Mais on nous laisse vite entendre que les visiteurs seront à coup sûr la Vache,
ses vachers et un nourrisson bien mal en point. Et le lecteur les suivra
haletant dans leur pauvre voyage d’hiver. On les verra se présenter à la porte
d’un médecin verbeux presque tout droit sorti d’une pièce de Molière. Derrière
ce Diafoirus des neiges se profilent les lumières du rebouteux et une promesse
de guérison. La rencontre espérée aura bien lieu, mais pour ce qui est de la
fin… Attendez de voir comment, avec à peine plus de dix mots, un conteur se
transforme en magicien…
Dans Nativité Cinquante et quelques, on se promène entre Dickens,
Maupassant, Giono et Henri Pourrat. Et dans une nuit de Noël transfigurée. Tous
les éléments sont réunis, de l’étoile du berger jusqu’à l’Enfant Jésus en
passant par les Rois Mages, la Vierge, l’âne et le bœuf. Mais bien que
reconnaissables, ses éléments sont métamorphosés, déplacés et bousculés pour composer
une délicate et sombre crèche païenne.
On sera également touché par un
style de l’auteur que nous connaissions moins. Les longues séquences de L-E.
Martin qui savent travailler et penser la langue qu’elles déploient sous nos
yeux sont ici digérées en phrases brèves, assénées comme dans le souffle court
d’un marcheur pressé qui avance dans la neige.
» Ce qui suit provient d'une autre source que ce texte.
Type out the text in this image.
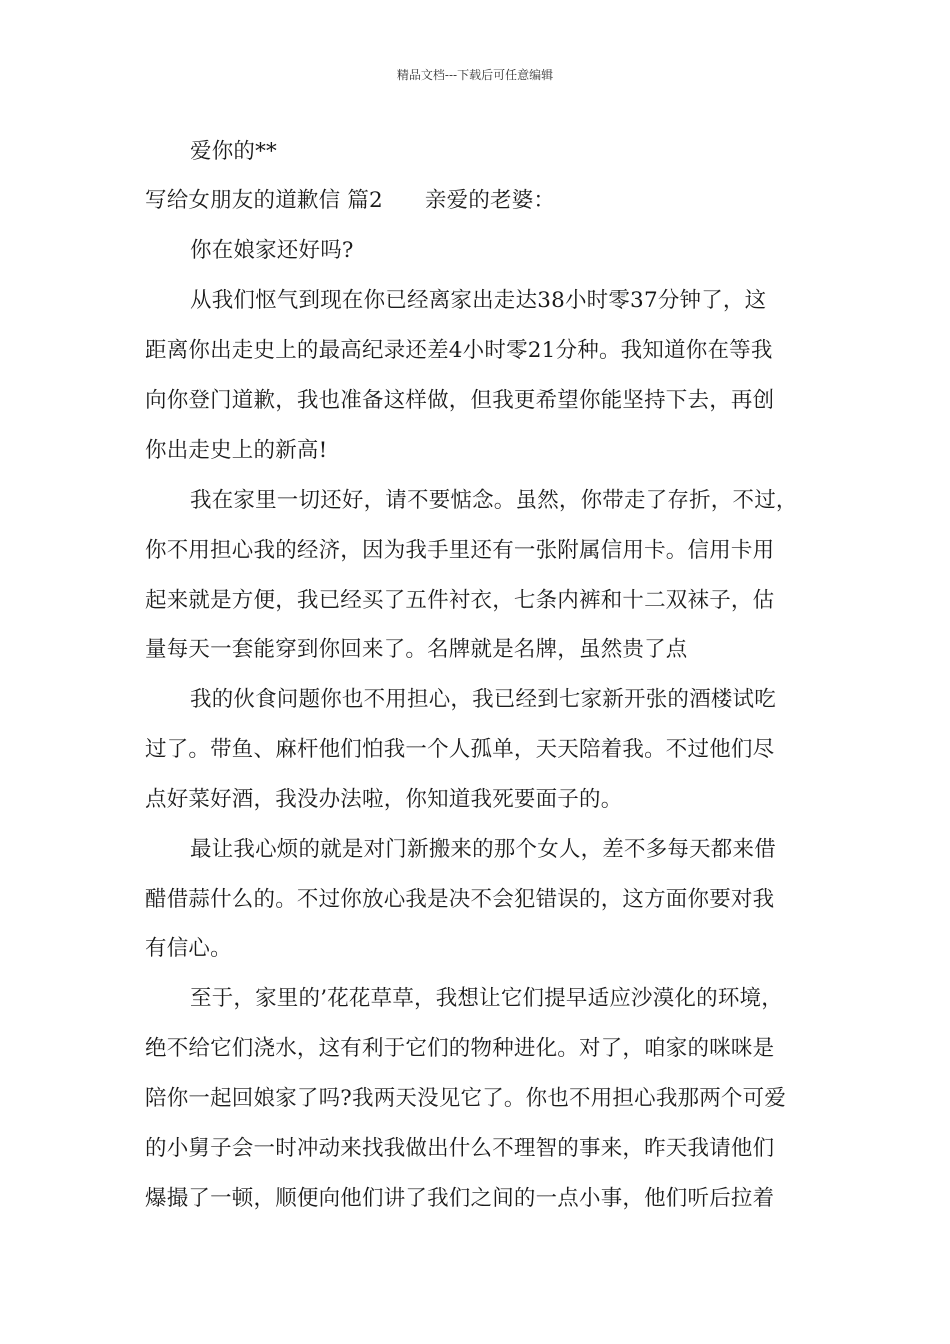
精品文档---下载后可任意编辑
爱你的**
写给女朋友的道歉信 篇2 亲爱的老婆：
你在娘家还好吗?
从我们怄气到现在你已经离家出走达38小时零37分钟了，这
距离你出走史上的最高纪录还差4小时零21分种。我知道你在等我
向你登门道歉，我也准备这样做，但我更希望你能坚持下去，再创
你出走史上的新高!
我在家里一切还好，请不要惦念。虽然，你带走了存折，不过，
你不用担心我的经济，因为我手里还有一张附属信用卡。信用卡用
起来就是方便，我已经买了五件衬衣，七条内裤和十二双袜子，估
量每天一套能穿到你回来了。名牌就是名牌，虽然贵了点
我的伙食问题你也不用担心，我已经到七家新开张的酒楼试吃
过了。带鱼、麻杆他们怕我一个人孤单，天天陪着我。不过他们尽
点好菜好酒，我没办法啦，你知道我死要面子的。
最让我心烦的就是对门新搬来的那个女人，差不多每天都来借
醋借蒜什么的。不过你放心我是决不会犯错误的，这方面你要对我
有信心。
至于，家里的’花花草草，我想让它们提早适应沙漠化的环境，
绝不给它们浇水，这有利于它们的物种进化。对了，咱家的咪咪是
陪你一起回娘家了吗?我两天没见它了。你也不用担心我那两个可爱
的小舅子会一时冲动来找我做出什么不理智的事来，昨天我请他们
爆撮了一顿，顺便向他们讲了我们之间的一点小事，他们听后拉着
On pourra enfin lire ce livre comme
ce qu’il est peut-être le plus : un hommage rendu à des «êtres», aurait dit pudiquement Pierre Veilletet, «que nous ne connaissons pas». Un
hommage d’autant plus touchant qu’il s’exprime à la fin, à contre-courant de la dédicace d'en-tête - dans lequel on lève si souvent son verre à la santé des
morts pour le reposer vite vite. Comme si ici l’écrivain vidait plutôt le sien avec
quelques vivants de sa mémoire, après avoir longtemps voyagé avec eux.
Lionel-Edouard Martin, Nativité
cinquante et quelques. Le Vampire Actif. 2013.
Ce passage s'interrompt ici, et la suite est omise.